DELHI, La. (KTVE/KARD) — A group of robotic students used their talent to win it all at the Robotics State Championship over the past weekend.

The Delhi Charter School students is now invited to participate in the Robotics World Championship in April.

The robot is conducted by multiple engines programmed with the controller to move or pick up objects for points. The four high school students competed against dozens of other robotic teams. After months of preparation, they brought home first place.

“About 14 hours all together competing, but it was worth it, honestly,” said Rylee Graham, a senior student.

The students started building –what they call ‘guts’ this past summer. Each person had a different job in building it.

“He is the one who does all the competition driving and everything, I do the programming, and then we all build,” said Graham.

Together, the students were able to code the engines to tell the robot what to do. How to spin, pick up disks, and roll the bars all for points.

“There are lots of ways to play the game. There isn’t always a set of meta, but traditionally there is one way of scoring better than others,” said Ashton Harrell
Another senior student.

“Matches are very short, so you have to think fast if something goes wrong,” explained Graham.

One of the valuable skills learned among engineering and life skills includes communication. Something this 14-year-old student, Crestin Knight, has learned when competitions get heated.

“Calm down, seat down and take a breather or something like that. kind of just understand it and resolve it.”

Even though the students have established a meta, an ideal robot and way of score and play. The Robotics World Championship may push them to the limit in the game and in their lives.

“The excitement, the adrenaline that you are going to get there from being able to compete there,” said Knight.

“The way that people play the game is going to change as the manual is updated. Our robot is good now but we want it to tear. we want it to be able to compete with anyone,” said Harrell.

“As I started to compete, and I felt the energy of competition, I started getting better at everything I was doing. I completely fell in love with it,” said Graham.
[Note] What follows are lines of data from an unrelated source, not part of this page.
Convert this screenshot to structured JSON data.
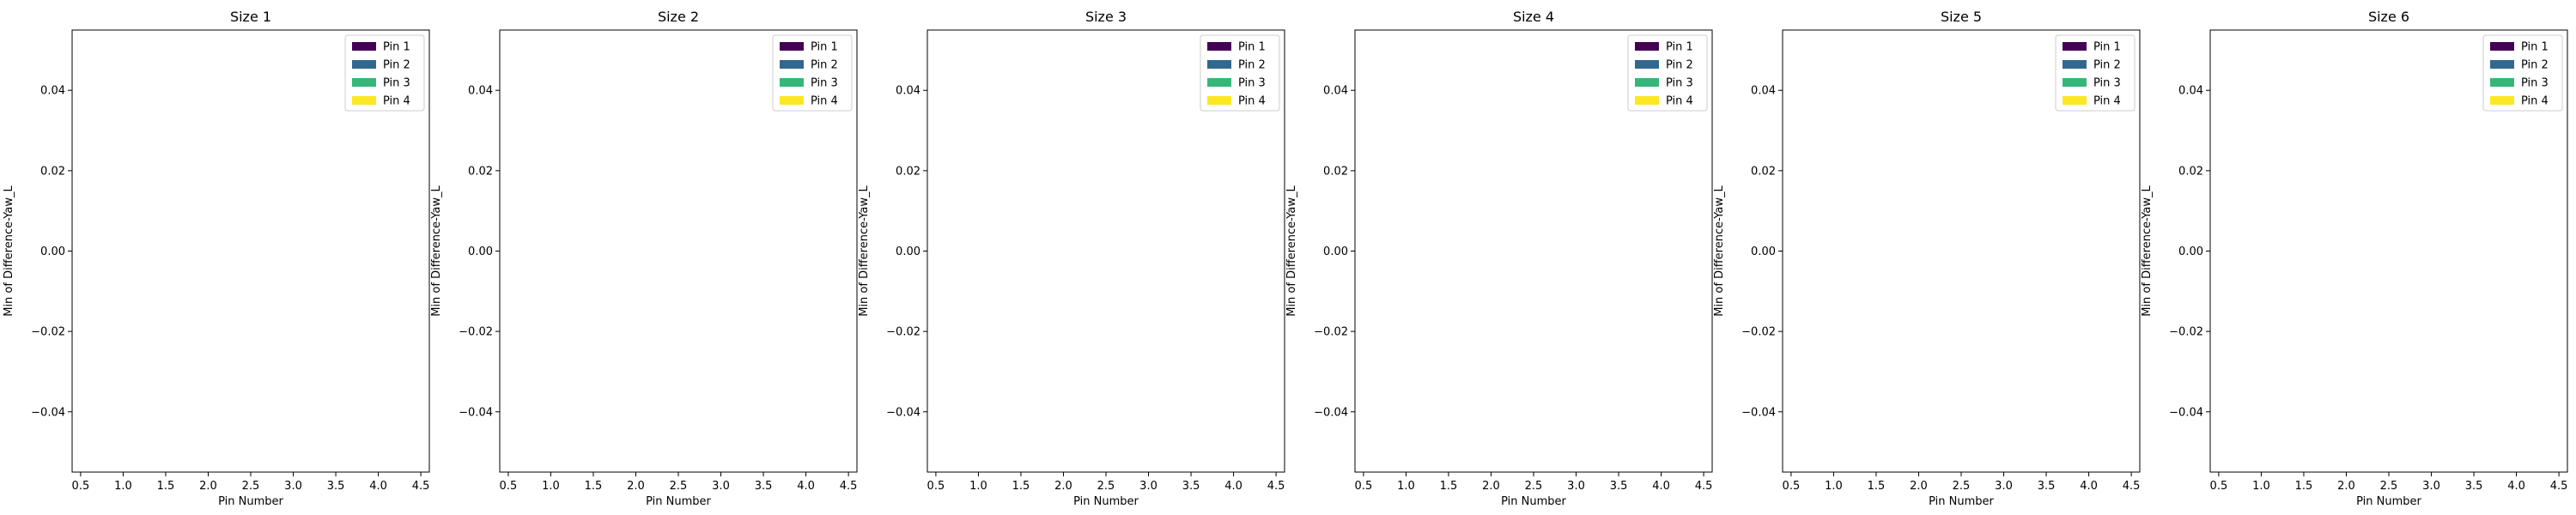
{
  "chart_data": [
    {
      "type": "bar",
      "title": "Size 1",
      "xlabel": "Pin Number",
      "ylabel": "Min of Difference-Yaw_L",
      "xlim": [
        0.4,
        4.6
      ],
      "ylim": [
        -0.055,
        0.055
      ],
      "xticks": [
        "0.5",
        "1.0",
        "1.5",
        "2.0",
        "2.5",
        "3.0",
        "3.5",
        "4.0",
        "4.5"
      ],
      "yticks": [
        "−0.04",
        "−0.02",
        "0.00",
        "0.02",
        "0.04"
      ],
      "grid": false,
      "legend_position": "top-right",
      "series": [
        {
          "name": "Pin 1",
          "color": "#440154",
          "values": []
        },
        {
          "name": "Pin 2",
          "color": "#31688e",
          "values": []
        },
        {
          "name": "Pin 3",
          "color": "#35b779",
          "values": []
        },
        {
          "name": "Pin 4",
          "color": "#fde725",
          "values": []
        }
      ]
    },
    {
      "type": "bar",
      "title": "Size 2",
      "xlabel": "Pin Number",
      "ylabel": "Min of Difference-Yaw_L",
      "xlim": [
        0.4,
        4.6
      ],
      "ylim": [
        -0.055,
        0.055
      ],
      "xticks": [
        "0.5",
        "1.0",
        "1.5",
        "2.0",
        "2.5",
        "3.0",
        "3.5",
        "4.0",
        "4.5"
      ],
      "yticks": [
        "−0.04",
        "−0.02",
        "0.00",
        "0.02",
        "0.04"
      ],
      "grid": false,
      "legend_position": "top-right",
      "series": [
        {
          "name": "Pin 1",
          "color": "#440154",
          "values": []
        },
        {
          "name": "Pin 2",
          "color": "#31688e",
          "values": []
        },
        {
          "name": "Pin 3",
          "color": "#35b779",
          "values": []
        },
        {
          "name": "Pin 4",
          "color": "#fde725",
          "values": []
        }
      ]
    },
    {
      "type": "bar",
      "title": "Size 3",
      "xlabel": "Pin Number",
      "ylabel": "Min of Difference-Yaw_L",
      "xlim": [
        0.4,
        4.6
      ],
      "ylim": [
        -0.055,
        0.055
      ],
      "xticks": [
        "0.5",
        "1.0",
        "1.5",
        "2.0",
        "2.5",
        "3.0",
        "3.5",
        "4.0",
        "4.5"
      ],
      "yticks": [
        "−0.04",
        "−0.02",
        "0.00",
        "0.02",
        "0.04"
      ],
      "grid": false,
      "legend_position": "top-right",
      "series": [
        {
          "name": "Pin 1",
          "color": "#440154",
          "values": []
        },
        {
          "name": "Pin 2",
          "color": "#31688e",
          "values": []
        },
        {
          "name": "Pin 3",
          "color": "#35b779",
          "values": []
        },
        {
          "name": "Pin 4",
          "color": "#fde725",
          "values": []
        }
      ]
    },
    {
      "type": "bar",
      "title": "Size 4",
      "xlabel": "Pin Number",
      "ylabel": "Min of Difference-Yaw_L",
      "xlim": [
        0.4,
        4.6
      ],
      "ylim": [
        -0.055,
        0.055
      ],
      "xticks": [
        "0.5",
        "1.0",
        "1.5",
        "2.0",
        "2.5",
        "3.0",
        "3.5",
        "4.0",
        "4.5"
      ],
      "yticks": [
        "−0.04",
        "−0.02",
        "0.00",
        "0.02",
        "0.04"
      ],
      "grid": false,
      "legend_position": "top-right",
      "series": [
        {
          "name": "Pin 1",
          "color": "#440154",
          "values": []
        },
        {
          "name": "Pin 2",
          "color": "#31688e",
          "values": []
        },
        {
          "name": "Pin 3",
          "color": "#35b779",
          "values": []
        },
        {
          "name": "Pin 4",
          "color": "#fde725",
          "values": []
        }
      ]
    },
    {
      "type": "bar",
      "title": "Size 5",
      "xlabel": "Pin Number",
      "ylabel": "Min of Difference-Yaw_L",
      "xlim": [
        0.4,
        4.6
      ],
      "ylim": [
        -0.055,
        0.055
      ],
      "xticks": [
        "0.5",
        "1.0",
        "1.5",
        "2.0",
        "2.5",
        "3.0",
        "3.5",
        "4.0",
        "4.5"
      ],
      "yticks": [
        "−0.04",
        "−0.02",
        "0.00",
        "0.02",
        "0.04"
      ],
      "grid": false,
      "legend_position": "top-right",
      "series": [
        {
          "name": "Pin 1",
          "color": "#440154",
          "values": []
        },
        {
          "name": "Pin 2",
          "color": "#31688e",
          "values": []
        },
        {
          "name": "Pin 3",
          "color": "#35b779",
          "values": []
        },
        {
          "name": "Pin 4",
          "color": "#fde725",
          "values": []
        }
      ]
    },
    {
      "type": "bar",
      "title": "Size 6",
      "xlabel": "Pin Number",
      "ylabel": "Min of Difference-Yaw_L",
      "xlim": [
        0.4,
        4.6
      ],
      "ylim": [
        -0.055,
        0.055
      ],
      "xticks": [
        "0.5",
        "1.0",
        "1.5",
        "2.0",
        "2.5",
        "3.0",
        "3.5",
        "4.0",
        "4.5"
      ],
      "yticks": [
        "−0.04",
        "−0.02",
        "0.00",
        "0.02",
        "0.04"
      ],
      "grid": false,
      "legend_position": "top-right",
      "series": [
        {
          "name": "Pin 1",
          "color": "#440154",
          "values": []
        },
        {
          "name": "Pin 2",
          "color": "#31688e",
          "values": []
        },
        {
          "name": "Pin 3",
          "color": "#35b779",
          "values": []
        },
        {
          "name": "Pin 4",
          "color": "#fde725",
          "values": []
        }
      ]
    }
  ]
}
Science teacher Eric Vidrine says this is a proud moment for the Delhi community.

“We are not just a farming community. These kids are going to be able to go off and be engineers and be computer programmers, and even in a small rural town like Delhi, we do have this type of technology here, and we really have these smart kids.”

The team has earned an invitation to participate in the Robotics World Championship in Dallas this upcoming April.